Le Président a en effet affirmé que « notre avenir énergétique et écologique passe par le nucléaire », rappelant que « L’énergie nucléaire est l’énergie intermittente qui émet le moins de CO2 » : un message fort à quelques jours de la date anniversaire des accords de Paris.   « Je ne vois pas très bien comment on peut s’en tirer sans au moins prolonger la durée de vie des réacteurs de 40 à 50 ans, voire investir un peu plus loin pour le renouvellement » du parc nucléaire a expliqué Macron.
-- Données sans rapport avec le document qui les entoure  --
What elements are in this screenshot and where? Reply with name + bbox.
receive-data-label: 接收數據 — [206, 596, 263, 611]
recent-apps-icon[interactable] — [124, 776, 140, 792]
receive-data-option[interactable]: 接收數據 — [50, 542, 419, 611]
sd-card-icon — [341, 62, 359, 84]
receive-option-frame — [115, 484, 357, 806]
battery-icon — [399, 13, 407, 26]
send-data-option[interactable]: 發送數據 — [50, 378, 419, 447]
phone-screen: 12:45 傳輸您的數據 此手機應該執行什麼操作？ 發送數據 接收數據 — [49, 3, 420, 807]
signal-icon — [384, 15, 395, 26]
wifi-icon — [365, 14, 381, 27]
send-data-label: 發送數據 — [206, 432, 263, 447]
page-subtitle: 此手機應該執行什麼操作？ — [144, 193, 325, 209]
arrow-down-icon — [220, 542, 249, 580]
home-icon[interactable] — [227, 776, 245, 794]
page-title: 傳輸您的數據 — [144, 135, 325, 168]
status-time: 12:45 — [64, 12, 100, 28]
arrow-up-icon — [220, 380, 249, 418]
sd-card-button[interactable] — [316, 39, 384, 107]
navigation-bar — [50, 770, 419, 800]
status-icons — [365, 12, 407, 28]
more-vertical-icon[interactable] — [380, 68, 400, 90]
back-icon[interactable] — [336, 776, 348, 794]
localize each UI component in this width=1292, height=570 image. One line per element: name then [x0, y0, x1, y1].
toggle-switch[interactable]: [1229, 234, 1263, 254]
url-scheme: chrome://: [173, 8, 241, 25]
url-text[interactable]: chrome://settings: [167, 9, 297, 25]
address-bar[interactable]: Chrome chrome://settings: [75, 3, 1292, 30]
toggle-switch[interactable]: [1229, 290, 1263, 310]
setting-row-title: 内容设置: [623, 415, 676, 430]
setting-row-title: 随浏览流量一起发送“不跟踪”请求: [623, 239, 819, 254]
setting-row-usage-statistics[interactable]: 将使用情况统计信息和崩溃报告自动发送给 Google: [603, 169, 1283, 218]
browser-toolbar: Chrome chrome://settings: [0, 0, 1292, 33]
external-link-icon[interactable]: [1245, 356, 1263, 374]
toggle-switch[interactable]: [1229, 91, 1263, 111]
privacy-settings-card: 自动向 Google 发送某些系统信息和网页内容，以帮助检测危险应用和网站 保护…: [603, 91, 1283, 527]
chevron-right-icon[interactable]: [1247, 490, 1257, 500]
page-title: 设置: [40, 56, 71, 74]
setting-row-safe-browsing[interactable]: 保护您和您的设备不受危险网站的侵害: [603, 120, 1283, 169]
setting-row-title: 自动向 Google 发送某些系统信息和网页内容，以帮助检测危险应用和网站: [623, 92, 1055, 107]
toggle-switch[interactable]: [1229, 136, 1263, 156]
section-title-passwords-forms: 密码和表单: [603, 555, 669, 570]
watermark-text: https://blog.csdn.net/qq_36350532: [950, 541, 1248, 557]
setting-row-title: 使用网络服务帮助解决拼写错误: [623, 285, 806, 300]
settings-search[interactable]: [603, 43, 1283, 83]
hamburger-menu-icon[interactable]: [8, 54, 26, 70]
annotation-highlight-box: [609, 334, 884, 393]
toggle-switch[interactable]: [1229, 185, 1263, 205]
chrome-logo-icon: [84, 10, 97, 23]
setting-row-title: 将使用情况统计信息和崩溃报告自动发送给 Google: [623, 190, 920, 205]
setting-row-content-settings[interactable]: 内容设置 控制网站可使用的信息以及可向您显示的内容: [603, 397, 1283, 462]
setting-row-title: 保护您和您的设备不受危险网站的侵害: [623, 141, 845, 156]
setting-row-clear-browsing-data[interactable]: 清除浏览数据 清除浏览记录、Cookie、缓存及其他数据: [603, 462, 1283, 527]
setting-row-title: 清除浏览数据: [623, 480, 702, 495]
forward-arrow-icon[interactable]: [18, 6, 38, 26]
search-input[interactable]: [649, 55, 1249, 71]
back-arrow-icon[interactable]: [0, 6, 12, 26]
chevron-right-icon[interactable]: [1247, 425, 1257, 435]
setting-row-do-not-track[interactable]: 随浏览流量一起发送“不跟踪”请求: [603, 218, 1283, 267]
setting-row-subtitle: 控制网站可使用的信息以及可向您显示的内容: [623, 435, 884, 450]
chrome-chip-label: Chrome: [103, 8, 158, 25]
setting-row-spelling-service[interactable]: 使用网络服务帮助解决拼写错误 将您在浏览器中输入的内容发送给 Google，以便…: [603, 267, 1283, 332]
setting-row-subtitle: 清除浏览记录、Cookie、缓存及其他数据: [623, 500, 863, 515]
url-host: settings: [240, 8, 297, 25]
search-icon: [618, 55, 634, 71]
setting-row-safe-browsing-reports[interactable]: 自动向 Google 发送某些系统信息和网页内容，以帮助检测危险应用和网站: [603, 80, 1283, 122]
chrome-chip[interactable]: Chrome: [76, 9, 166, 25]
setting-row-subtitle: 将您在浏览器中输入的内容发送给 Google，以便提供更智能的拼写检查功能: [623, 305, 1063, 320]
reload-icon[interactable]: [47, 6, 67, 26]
« Cette visite confirme l’importance du nucléaire, bas carbone compétitif et sûr, pour notre pays et pour le climat » s’est réjouit Philippe Knoche, le directeur général d’Orano.

Un soutien présidentiel au nucléaire qui n’est pas sans conditions

« Le nucléaire restera la pierre angulaire de notre autonomie stratégique » a ainsi déclaré le Président. Sous certaines conditions néanmoins : « Pourvu qu’on progresse sur les déchets et la sûreté ».

Et le développement des énergies renouvelables reste une priorité pour Emmanuel Macron qui souligne n’avoir « jamais été partisan du tout-nucléaire » : si l’atome doit continuer à « être un pilier pour les décennies à venir », « la production d’énergie renouvelable (…) doit fortement augmenter, car la France aujourd’hui n’est pas au rendez-vous, ni de ses engagements, ni de ses ambitions ».

« Mais renoncer au nucléaire, totalement ou trop rapidement, ce serait ouvrir comme d’autres pays l’ont fait des centrales à charbon ou à gaz ou importer de l’énergie carbonée. Et cela, nous nous y sommes refusés » concède le chef d’état français.

Le nucléaire, une chance à ne pas sacrifier

Une déclaration dont Emmanuel Macron avait déjà donné le ton, vendredi dernier, dans une interview accordée au média 100 % vidéo Brut, interview qui a été suivie par plus de 7 millions de jeunes Français sur les réseaux sociaux. « Nous, on produit une électricité qui est parmi les plus décarbonées au monde, grâce à quoi ? Grâce au nucléaire. Le nucléaire est une énergie décarbonée, non intermittente. Je ne peux pas le remplacer du jour au lendemain par du renouvelable. Ceux qui disent ça, c’est faux ». «  On a cette chance, ne la sacrifions pas. »

Nouveaux EPR : la décision toujours reportée à post 2022

S’exprimant sur la question des EPR, Emmanuel Macron n’a, en revanche, pas changé d’avis : ce sera aux Français de trancher et après son quinquennat. « L’ensemble des Français pourront choisir en connaissance de cause, en parfaite transparence. La décision définitive de construction de nouveaux réacteurs doit être préparée et devra être prise au plus tard en 2023 lorsque Flamanville 3 sera entré en service ».

Son gouvernement, pour sa part, travaille à ce que l’étude sur la construction de nouveaux réacteurs « s’achève dans les prochains mois afin que tous les éléments nécessaires soient disponibles avant la fin du quinquennat ».